Oliver Sacks, the great neurologist, wrote that John Hull’s memoir, On Sight and Insight: A Journey into the World of Blindness is “the most extraordinary, precise, deep and beautiful account of blindness I have ever read.”

When theologian John Hull (1935-2015) lost his sight at age 48, he embarked upon an audio diary, recording the physical and emotional transformations he experienced, as well as his brilliant, sophisticated philosophical observations on this life-changing event.
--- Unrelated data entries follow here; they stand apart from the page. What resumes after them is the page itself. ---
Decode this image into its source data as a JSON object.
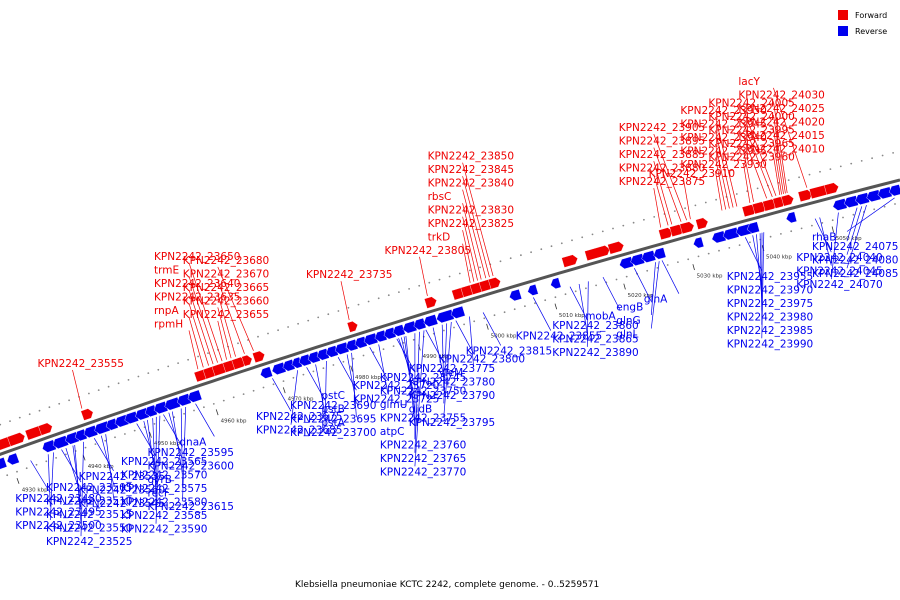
{
  "caption": "Klebsiella pneumoniae KCTC 2242, complete genome. - 0..5259571",
  "legend": [
    {
      "label": "Forward",
      "color": "#ee0000"
    },
    {
      "label": "Reverse",
      "color": "#0000ee"
    }
  ],
  "colors": {
    "forward": "#ee0000",
    "reverse": "#0000ee",
    "backbone": "#555555"
  },
  "scale_labels": [
    "4930 kbp",
    "4940 kbp",
    "4950 kbp",
    "4960 kbp",
    "4970 kbp",
    "4980 kbp",
    "4990 kbp",
    "5000 kbp",
    "5010 kbp",
    "5020 kbp",
    "5030 kbp",
    "5040 kbp",
    "5050 kbp",
    "5060 kbp"
  ],
  "genes_forward": [
    {
      "t": 0.01,
      "w": 0.018
    },
    {
      "t": 0.025,
      "w": 0.014
    },
    {
      "t": 0.045,
      "w": 0.016
    },
    {
      "t": 0.06,
      "w": 0.01
    },
    {
      "t": 0.108,
      "w": 0.008
    },
    {
      "t": 0.235,
      "w": 0.01
    },
    {
      "t": 0.245,
      "w": 0.01
    },
    {
      "t": 0.255,
      "w": 0.012
    },
    {
      "t": 0.267,
      "w": 0.01
    },
    {
      "t": 0.277,
      "w": 0.01
    },
    {
      "t": 0.288,
      "w": 0.006
    },
    {
      "t": 0.3,
      "w": 0.008
    },
    {
      "t": 0.405,
      "w": 0.006
    },
    {
      "t": 0.49,
      "w": 0.008
    },
    {
      "t": 0.52,
      "w": 0.01
    },
    {
      "t": 0.53,
      "w": 0.01
    },
    {
      "t": 0.54,
      "w": 0.01
    },
    {
      "t": 0.55,
      "w": 0.01
    },
    {
      "t": 0.56,
      "w": 0.008
    },
    {
      "t": 0.64,
      "w": 0.012
    },
    {
      "t": 0.665,
      "w": 0.022
    },
    {
      "t": 0.69,
      "w": 0.012
    },
    {
      "t": 0.745,
      "w": 0.01
    },
    {
      "t": 0.757,
      "w": 0.01
    },
    {
      "t": 0.768,
      "w": 0.01
    },
    {
      "t": 0.785,
      "w": 0.008
    },
    {
      "t": 0.835,
      "w": 0.01
    },
    {
      "t": 0.846,
      "w": 0.01
    },
    {
      "t": 0.857,
      "w": 0.01
    },
    {
      "t": 0.868,
      "w": 0.008
    },
    {
      "t": 0.877,
      "w": 0.008
    },
    {
      "t": 0.895,
      "w": 0.01
    },
    {
      "t": 0.907,
      "w": 0.016
    },
    {
      "t": 0.923,
      "w": 0.01
    }
  ],
  "genes_reverse": [
    {
      "t": 0.004,
      "w": 0.01
    },
    {
      "t": 0.02,
      "w": 0.008
    },
    {
      "t": 0.06,
      "w": 0.01
    },
    {
      "t": 0.072,
      "w": 0.012
    },
    {
      "t": 0.086,
      "w": 0.01
    },
    {
      "t": 0.097,
      "w": 0.008
    },
    {
      "t": 0.107,
      "w": 0.01
    },
    {
      "t": 0.119,
      "w": 0.012
    },
    {
      "t": 0.132,
      "w": 0.008
    },
    {
      "t": 0.142,
      "w": 0.01
    },
    {
      "t": 0.153,
      "w": 0.01
    },
    {
      "t": 0.165,
      "w": 0.01
    },
    {
      "t": 0.176,
      "w": 0.008
    },
    {
      "t": 0.186,
      "w": 0.01
    },
    {
      "t": 0.198,
      "w": 0.012
    },
    {
      "t": 0.212,
      "w": 0.01
    },
    {
      "t": 0.224,
      "w": 0.01
    },
    {
      "t": 0.305,
      "w": 0.008
    },
    {
      "t": 0.318,
      "w": 0.01
    },
    {
      "t": 0.33,
      "w": 0.008
    },
    {
      "t": 0.34,
      "w": 0.006
    },
    {
      "t": 0.348,
      "w": 0.008
    },
    {
      "t": 0.358,
      "w": 0.008
    },
    {
      "t": 0.368,
      "w": 0.008
    },
    {
      "t": 0.378,
      "w": 0.008
    },
    {
      "t": 0.388,
      "w": 0.01
    },
    {
      "t": 0.4,
      "w": 0.008
    },
    {
      "t": 0.41,
      "w": 0.008
    },
    {
      "t": 0.42,
      "w": 0.01
    },
    {
      "t": 0.432,
      "w": 0.008
    },
    {
      "t": 0.442,
      "w": 0.008
    },
    {
      "t": 0.452,
      "w": 0.008
    },
    {
      "t": 0.463,
      "w": 0.01
    },
    {
      "t": 0.475,
      "w": 0.008
    },
    {
      "t": 0.486,
      "w": 0.01
    },
    {
      "t": 0.5,
      "w": 0.014
    },
    {
      "t": 0.516,
      "w": 0.01
    },
    {
      "t": 0.58,
      "w": 0.008
    },
    {
      "t": 0.6,
      "w": 0.006
    },
    {
      "t": 0.625,
      "w": 0.006
    },
    {
      "t": 0.7,
      "w": 0.01
    },
    {
      "t": 0.712,
      "w": 0.01
    },
    {
      "t": 0.724,
      "w": 0.01
    },
    {
      "t": 0.737,
      "w": 0.008
    },
    {
      "t": 0.78,
      "w": 0.006
    },
    {
      "t": 0.8,
      "w": 0.01
    },
    {
      "t": 0.812,
      "w": 0.012
    },
    {
      "t": 0.826,
      "w": 0.012
    },
    {
      "t": 0.838,
      "w": 0.008
    },
    {
      "t": 0.88,
      "w": 0.006
    },
    {
      "t": 0.93,
      "w": 0.01
    },
    {
      "t": 0.942,
      "w": 0.01
    },
    {
      "t": 0.954,
      "w": 0.01
    },
    {
      "t": 0.966,
      "w": 0.01
    },
    {
      "t": 0.978,
      "w": 0.01
    },
    {
      "t": 0.99,
      "w": 0.008
    }
  ],
  "labels_forward": [
    {
      "text": "KPN2242_24025",
      "t": 0.882
    },
    {
      "text": "KPN2242_24020",
      "t": 0.88
    },
    {
      "text": "KPN2242_24000",
      "t": 0.868
    },
    {
      "text": "KPN2242_24015",
      "t": 0.878
    },
    {
      "text": "KPN2242_24010",
      "t": 0.876
    },
    {
      "text": "KPN2242_24005",
      "t": 0.872
    },
    {
      "text": "KPN2242_23995",
      "t": 0.862
    },
    {
      "text": "KPN2242_24030",
      "t": 0.884
    },
    {
      "text": "lacY",
      "t": 0.905
    },
    {
      "text": "KPN2242_23950",
      "t": 0.83
    },
    {
      "text": "KPN2242_23945",
      "t": 0.826
    },
    {
      "text": "KPN2242_23940",
      "t": 0.822
    },
    {
      "text": "KPN2242_23965",
      "t": 0.848
    },
    {
      "text": "KPN2242_23960",
      "t": 0.844
    },
    {
      "text": "KPN2242_23935",
      "t": 0.818
    },
    {
      "text": "KPN2242_23930",
      "t": 0.814
    },
    {
      "text": "KPN2242_23910",
      "t": 0.78
    },
    {
      "text": "KPN2242_23905",
      "t": 0.776
    },
    {
      "text": "KPN2242_23895",
      "t": 0.77
    },
    {
      "text": "KPN2242_23875",
      "t": 0.748
    },
    {
      "text": "KPN2242_23885",
      "t": 0.76
    },
    {
      "text": "KPN2242_23880",
      "t": 0.756
    },
    {
      "text": "KPN2242_23845",
      "t": 0.562
    },
    {
      "text": "KPN2242_23840",
      "t": 0.558
    },
    {
      "text": "rbsC",
      "t": 0.553
    },
    {
      "text": "KPN2242_23830",
      "t": 0.549
    },
    {
      "text": "KPN2242_23825",
      "t": 0.545
    },
    {
      "text": "trkD",
      "t": 0.541
    },
    {
      "text": "KPN2242_23850",
      "t": 0.566
    },
    {
      "text": "KPN2242_23805",
      "t": 0.494
    },
    {
      "text": "KPN2242_23735",
      "t": 0.408
    },
    {
      "text": "KPN2242_23680",
      "t": 0.302
    },
    {
      "text": "KPN2242_23670",
      "t": 0.292
    },
    {
      "text": "KPN2242_23665",
      "t": 0.282
    },
    {
      "text": "KPN2242_23660",
      "t": 0.277
    },
    {
      "text": "KPN2242_23655",
      "t": 0.272
    },
    {
      "text": "KPN2242_23650",
      "t": 0.267
    },
    {
      "text": "trmE",
      "t": 0.262
    },
    {
      "text": "KPN2242_23640",
      "t": 0.257
    },
    {
      "text": "KPN2242_23635",
      "t": 0.252
    },
    {
      "text": "rnpA",
      "t": 0.246
    },
    {
      "text": "rpmH",
      "t": 0.24
    },
    {
      "text": "KPN2242_23555",
      "t": 0.11
    }
  ],
  "labels_reverse": [
    {
      "text": "KPN2242_24085",
      "t": 0.96
    },
    {
      "text": "KPN2242_24080",
      "t": 0.955
    },
    {
      "text": "KPN2242_24075",
      "t": 0.95
    },
    {
      "text": "rhaB",
      "t": 0.99
    },
    {
      "text": "KPN2242_24070",
      "t": 0.93
    },
    {
      "text": "KPN2242_24040",
      "t": 0.905
    },
    {
      "text": "KPN2242_24045",
      "t": 0.91
    },
    {
      "text": "KPN2242_23990",
      "t": 0.85
    },
    {
      "text": "KPN2242_23970",
      "t": 0.838
    },
    {
      "text": "KPN2242_23955",
      "t": 0.83
    },
    {
      "text": "KPN2242_23975",
      "t": 0.842
    },
    {
      "text": "KPN2242_23980",
      "t": 0.846
    },
    {
      "text": "KPN2242_23985",
      "t": 0.848
    },
    {
      "text": "glnA",
      "t": 0.74
    },
    {
      "text": "glnG",
      "t": 0.733
    },
    {
      "text": "glnL",
      "t": 0.737
    },
    {
      "text": "KPN2242_23890",
      "t": 0.66
    },
    {
      "text": "KPN2242_23860",
      "t": 0.64
    },
    {
      "text": "KPN2242_23865",
      "t": 0.65
    },
    {
      "text": "engB",
      "t": 0.71
    },
    {
      "text": "mobA",
      "t": 0.676
    },
    {
      "text": "KPN2242_23815",
      "t": 0.545
    },
    {
      "text": "KPN2242_23855",
      "t": 0.6
    },
    {
      "text": "KPN2242_23795",
      "t": 0.51
    },
    {
      "text": "yieM",
      "t": 0.53
    },
    {
      "text": "KPN2242_23760",
      "t": 0.47
    },
    {
      "text": "KPN2242_23780",
      "t": 0.49
    },
    {
      "text": "gidB",
      "t": 0.505
    },
    {
      "text": "glmU",
      "t": 0.455
    },
    {
      "text": "atpC",
      "t": 0.46
    },
    {
      "text": "pstC",
      "t": 0.385
    },
    {
      "text": "pstB",
      "t": 0.395
    },
    {
      "text": "KPN2242_23745",
      "t": 0.45
    },
    {
      "text": "KPN2242_23750",
      "t": 0.452
    },
    {
      "text": "KPN2242_23755",
      "t": 0.458
    },
    {
      "text": "KPN2242_23765",
      "t": 0.475
    },
    {
      "text": "KPN2242_23770",
      "t": 0.48
    },
    {
      "text": "KPN2242_23775",
      "t": 0.482
    },
    {
      "text": "KPN2242_23790",
      "t": 0.5
    },
    {
      "text": "KPN2242_23800",
      "t": 0.515
    },
    {
      "text": "KPN2242_23685",
      "t": 0.34
    },
    {
      "text": "KPN2242_23675",
      "t": 0.312
    },
    {
      "text": "KPN2242_23690",
      "t": 0.35
    },
    {
      "text": "KPN2242_23695",
      "t": 0.36
    },
    {
      "text": "KPN2242_23700",
      "t": 0.372
    },
    {
      "text": "pstA",
      "t": 0.4
    },
    {
      "text": "KPN2242_23720",
      "t": 0.42
    },
    {
      "text": "KPN2242_23725",
      "t": 0.43
    },
    {
      "text": "dnaA",
      "t": 0.226
    },
    {
      "text": "recF",
      "t": 0.21
    },
    {
      "text": "gyrB",
      "t": 0.2
    },
    {
      "text": "KPN2242_23595",
      "t": 0.19
    },
    {
      "text": "KPN2242_23600",
      "t": 0.196
    },
    {
      "text": "KPN2242_23615",
      "t": 0.215
    },
    {
      "text": "KPN2242_23565",
      "t": 0.16
    },
    {
      "text": "KPN2242_23570",
      "t": 0.168
    },
    {
      "text": "KPN2242_23525",
      "t": 0.1
    },
    {
      "text": "KPN2242_23535",
      "t": 0.112
    },
    {
      "text": "KPN2242_23545",
      "t": 0.125
    },
    {
      "text": "KPN2242_23575",
      "t": 0.172
    },
    {
      "text": "KPN2242_23580",
      "t": 0.178
    },
    {
      "text": "KPN2242_23585",
      "t": 0.182
    },
    {
      "text": "KPN2242_23590",
      "t": 0.186
    },
    {
      "text": "KPN2242_23505",
      "t": 0.075
    },
    {
      "text": "KPN2242_23480",
      "t": 0.04
    },
    {
      "text": "KPN2242_23495",
      "t": 0.06
    },
    {
      "text": "KPN2242_23500",
      "t": 0.066
    },
    {
      "text": "KPN2242_23510",
      "t": 0.08
    },
    {
      "text": "KPN2242_23515",
      "t": 0.088
    },
    {
      "text": "KPN2242_23550",
      "t": 0.09
    },
    {
      "text": "KPN2242_23560",
      "t": 0.12
    }
  ]
}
Middleton and Spinney dramatize Hull’s life and words: “I am concerned to understand blindness, to seek its meaning, to retain the fullness of my humanity.” He becomes aware of what he can experience, perhaps with even greater intensity: listening to music or the sound of rain falling onto different surfaces, dancing with his wife, feeling sunlight on his face, dreams, and memories.

Intimate and immersive, the film embraces one man’s successful struggle to employ his intellectual and sensual resources to navigate this great trauma.

"This is not just a tale of struggle and courage, a relearning of the world's signals, however, but also a moving portrait of family life."

Kate Muir, Times (UK)

"Notes on Blindness is a moving, intimate documentary, a triumph of sound and image, and a poetic examination of love, loss, memory and marriage."

Niall McArdle, Film Ireland Magazine

"Achingly poignant and startlingly immediate."

Katie Walsh, Los Angeles Times

"The tone of the narration is so wrenchingly honest that the film never lapses into self-pity or relies on mystical platitudes."

Stephen Holden, New York Times

"A genuinely moving, profound and haunting experience that might change the way you perceive the sights and sounds around you."